Armand Launay. Né à Pont-de-l'Arche en 1980, j'ai étudié l'histoire et la sociologie à l'université du Havre (Licence) avant d'obtenir un DUT information-communication qui m'a permis de devenir agent des bibliothèques. J'ai ainsi été formateur en recherche documentaire et en rédaction de littérature scientifique. Compte LinkedIn.

Depuis 2002, je mets en valeur le patrimoine et l'histoire de Pont-de-l'Arche à travers :

- des visites commentées de la ville depuis 2004 ;

- la publication de 20 numéros de La Fouine magazine (2003-2007) et d'articles : "Conviviale et médiévale, Pont-de-l'Arche vous accueille", Patrimoine normand n° 75 ; "Pont-de-l'Arche, berceau de l'infanterie française ?", Patrimoine normand n° 76 ; "Bonport : l'ancienne abbaye dévoile son histoire", Patrimoine normand n° 79 ; "Chaussures Marco : deux siècles de savoir-plaire normand !", Pays de Normandie n° 75.

Bibliographie

- L'Histoire des Damps et des prémices de Pont-de-l'Arche (éditions Charles-Corlet, 2007, 240 pages)

- Pont-de-l'Arche (éditions Alan-Sutton, collection "Mémoire en images", 2008, 117 pages)

- Pont-de-l'Arche, cité de la chaussure : étude sur un patrimoine industriel normand depuis le XVIIIe siècle (mairie de Pont-de-l'Arche, 2009, 52 pages)

- Pont-de-l'Arche, un joyau médiéval au coeur de la Normandie : guide touristique et patrimonial (mairie de Pont-de-l'Arche, 2010, 40 pages).

- Pont-de-l'Arche 1911 I 2011 : l'évolution urbaine en 62 photographies (mairie de Pont-de-l'Arche, 2010, 32 pages).

De 2008 à 2014, j'ai été conseiller municipal délégué à la communication et rédacteur en chef de "Pont-de-l'Arche magazine".

Depuis 2014, je suis professeur de philosophie à Mayotte. Gege wanazioni wangu !

Réflexion

Le temps n'est pas. Il n'y a qu'une règle graduée portant les marques "hier, aujourd'hui et demain" ; c'est-à-dire quelques traits issus de la faculté des Hommes à compter le passage des astres ; beautés et mesures à la fois, par Odin !

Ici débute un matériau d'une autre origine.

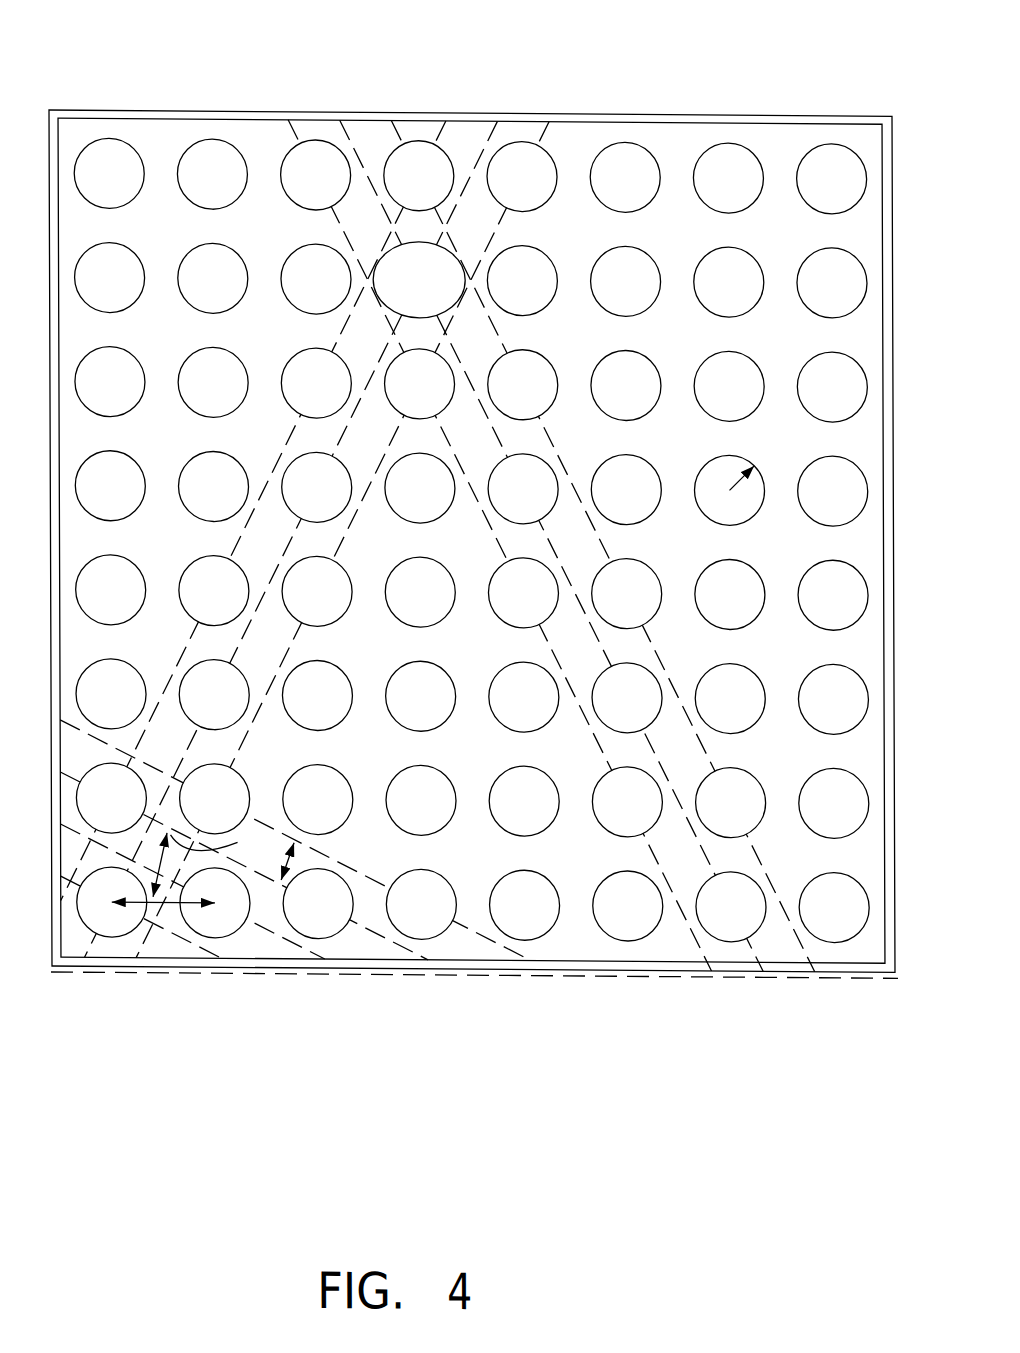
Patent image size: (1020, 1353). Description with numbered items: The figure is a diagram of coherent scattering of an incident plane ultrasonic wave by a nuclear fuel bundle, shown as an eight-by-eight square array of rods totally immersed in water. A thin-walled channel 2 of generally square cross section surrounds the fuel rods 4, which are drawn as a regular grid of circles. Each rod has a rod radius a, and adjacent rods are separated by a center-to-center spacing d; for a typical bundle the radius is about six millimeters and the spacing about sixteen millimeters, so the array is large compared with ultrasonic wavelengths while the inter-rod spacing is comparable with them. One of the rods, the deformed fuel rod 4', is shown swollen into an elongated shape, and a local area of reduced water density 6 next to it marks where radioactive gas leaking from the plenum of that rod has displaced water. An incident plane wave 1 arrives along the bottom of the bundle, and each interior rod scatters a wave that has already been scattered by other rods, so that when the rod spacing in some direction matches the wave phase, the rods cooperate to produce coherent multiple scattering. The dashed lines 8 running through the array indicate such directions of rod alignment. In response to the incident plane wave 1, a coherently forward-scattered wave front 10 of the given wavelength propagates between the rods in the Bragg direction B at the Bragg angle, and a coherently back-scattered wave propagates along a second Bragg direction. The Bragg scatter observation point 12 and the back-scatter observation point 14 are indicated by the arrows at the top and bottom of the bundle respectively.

The incident plane wave 1 is at (368, 973).
The thin-walled channel 2 is at (887, 532).
The fuel rods 4 is at (471, 540).
The deformed fuel rod 4' is at (358, 261).
The local area of reduced water density 6 is at (470, 231).
The diagonal row line 8 is at (559, 456).
The coherently scattered wave front 10 is at (383, 882).
The Bragg scatter observation point 12 is at (450, 110).
The back-scatter observation point 14 is at (812, 966).
The rod radius a is at (728, 480).
The Bragg direction B is at (255, 711).
The center-to-center spacing d is at (170, 903).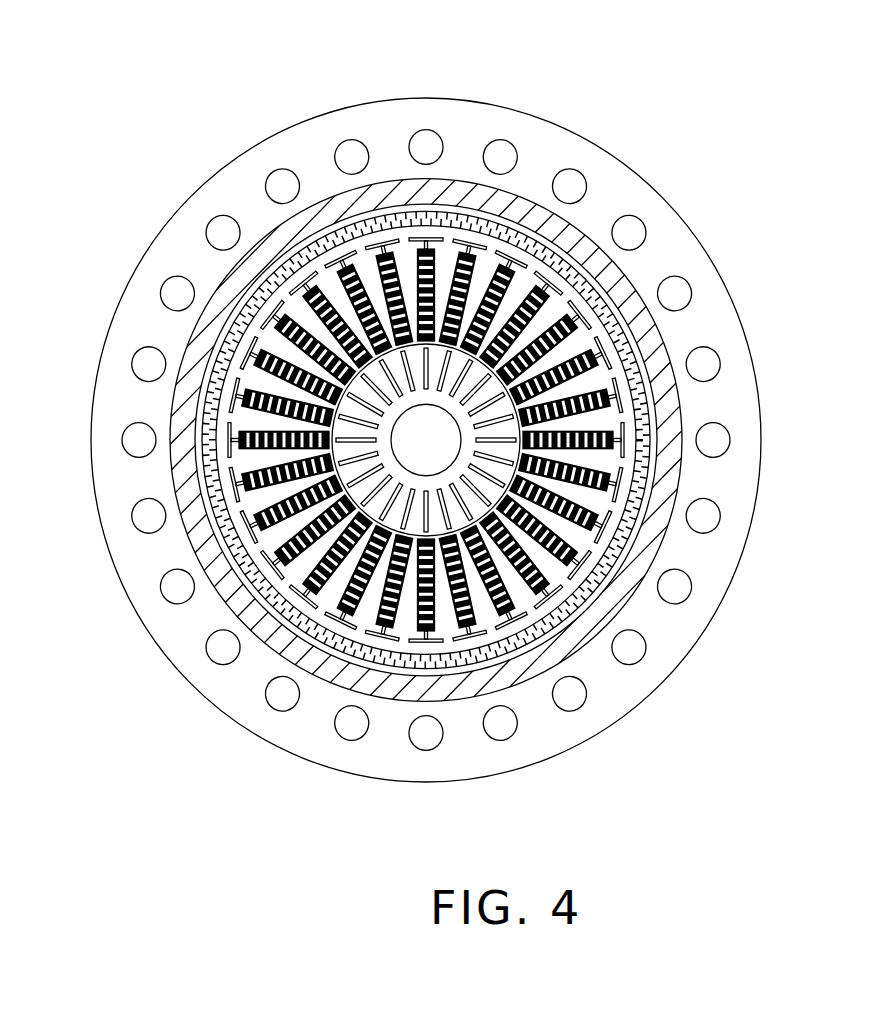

C'est avec cette règle que les Hommes tentent de mesurer les phénomènes les plus apparents. Ils se donnent des repères parmi l'érosion, véritable mère de la prise de conscience : "ce qui est rare à du prix" écrivait Chateaubriand. 

Il s'agit alors de prendre conscience de l'interdépendance entre tous les phénomènes, leur âme, et leur manière de s'attacher à notre âme. Pont-de-l'Arche où la terre natale... 

Ces phénomènes alimentent notre bonheur : sens du savoir, comment se crée notre notion du bienêtre, d'où vient notre conscience de ce qui est bon, quelles en sont les limites ? 

Bonheur, sens et quête du savoir ; horizon qui donne une orientation à notre cheminement ; orientation vers la naissance de la lumière quelle que soit la saison ; sève de notre arbre généalogique ; doute qui permet de poser peut-être les bonnes questions...

Rabelais quoi qu'il en soit... entre vins, livres et mets sapides : conscience du savoir s'il sait sucrer le faste palais du quotidien et donc là où se rassemblent les gens... érudition en entrée, curiosité en plat principal et conscience en dessert... et inversement, même si c'est moins agréable, pour un étudiant. 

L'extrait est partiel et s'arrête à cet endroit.